4.9 De kantonrechter zal gegeven het bovenstaande op de overige stellingen en weren van partijen niet ingaan nu deze hem niet langer relevant voorkomen en [verzoeker sub 3] als de in het ongelijk gestelde partij in de proceskosten veroordelen overeenkomstig artikel 59 juncto 61 van het Wetboek van Burgerlijke Rechtsvordering.

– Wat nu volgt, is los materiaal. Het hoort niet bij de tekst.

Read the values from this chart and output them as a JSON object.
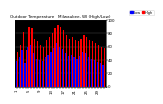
{
  "title": "Outdoor Temperature   Milwaukee, WI (High/Low)",
  "background_color": "#ffffff",
  "plot_bg_color": "#000000",
  "high_color": "#ff0000",
  "low_color": "#0000ff",
  "legend_high": "High",
  "legend_low": "Low",
  "highs": [
    52,
    62,
    82,
    55,
    90,
    88,
    72,
    68,
    62,
    60,
    70,
    75,
    80,
    88,
    92,
    90,
    85,
    78,
    72,
    74,
    70,
    68,
    72,
    78,
    75,
    70,
    68,
    65,
    62,
    60,
    58
  ],
  "lows": [
    38,
    45,
    55,
    35,
    60,
    62,
    50,
    42,
    40,
    38,
    44,
    48,
    52,
    58,
    65,
    60,
    56,
    50,
    46,
    48,
    44,
    42,
    46,
    52,
    50,
    44,
    42,
    40,
    37,
    35,
    32
  ],
  "ylim_min": 0,
  "ylim_max": 100,
  "ytick_values": [
    0,
    20,
    40,
    60,
    80,
    100
  ],
  "ytick_labels": [
    "0",
    "20",
    "40",
    "60",
    "80",
    "100"
  ]
}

5. De beslissing in kort geding
De kantonrechter:
5.1 verklaart [verzoeker sub 3] niet ontvankelijk in zijn vordering ingesteld in de hoedanigheid van gemachtigde van de [eisers sub 1 en 2];
5.2 wijst de vorderingen van [verzoeker sub 3] in persoon ingesteld, af;
5.3 veroordeelt [verzoeker sub 3] in de proceskosten aan de zijde van Stichting Sothal gevallen en tot aan deze uitspraak begroot op SRD 200,- (tweehonderd Surinaamse dollar).
Aldus gewezen en in het openbaar uitgesproken op woensdag 05 september 2013 door de kantonrechter, het lid-plaatsvervanger van het Hof van Justitie in het eerste Kanton mr. R.M. Praag te Paramaribo in tegenwoordigheid van de fungerend-griffier mr. S.P. Andea.